Os animais não são mais nem menos importantes no todo. São outra
faceta que se integra na forma como as imagens são estabelecidas. Muito
mais que oferecerem uma visão pouco racional, como se poderia imaginar
de maneira apressada, indicam amplas possibilidades de ocupação do
espaço.
O animal, o homem e suas criações compõem um conjunto quase matemático
de probabilidades pictóricas e de comunicação. O dilema do artista é
o caminho a escolher perante tamanha diversidade. Nesse sentido, os esboços
e desenhos apresentados são muito elucidativos de todo o movimento
interno de um artista até a consecução de um trabalho final.
Esse caminhar pictórico aponta para uma técnica e forma de pensamento
que, se levada às últimas conseqüências, pode trazer resultados
ainda mais significativos.

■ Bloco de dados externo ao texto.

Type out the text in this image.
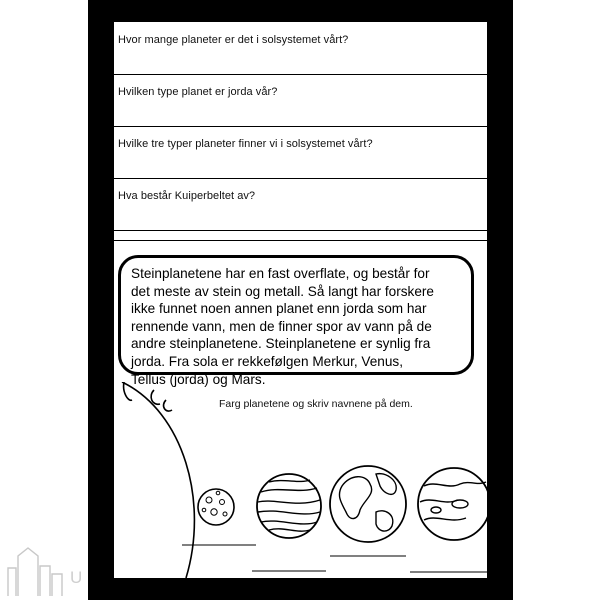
Hvor mange planeter er det i solsystemet vårt?
Hvilken type planet er jorda vår?
Hvilke tre typer planeter finner vi i solsystemet vårt?
Hva består Kuiperbeltet av?
Steinplanetene har en fast overflate, og består for
det meste av stein og metall. Så langt har forskere
ikke funnet noen annen planet enn jorda som har
rennende vann, men de finner spor av vann på de
andre steinplanetene. Steinplanetene er synlig fra
jorda. Fra sola er rekkefølgen Merkur, Venus,
Tellus (jorda) og Mars.
Farg planetene og skriv navnene på dem.
U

Uma prova disso é a expressividade de um
auto-retrato, trabalho que ainda está à espera de uma realização
mais próxima à atingida em outras obras expostas. Talvez as sobreposições
dêem a esse retrato uma insuspeitada nova dimensão, a de um artista
multifacetado na inquieta busca de possibilidades e caminhos pictóricos.
Oscar D´Ambrosio mestre em Artes Visuais pela UNESP, integra a Associação
Internacional de Críticos de Artes (Aica - Seção Brasil).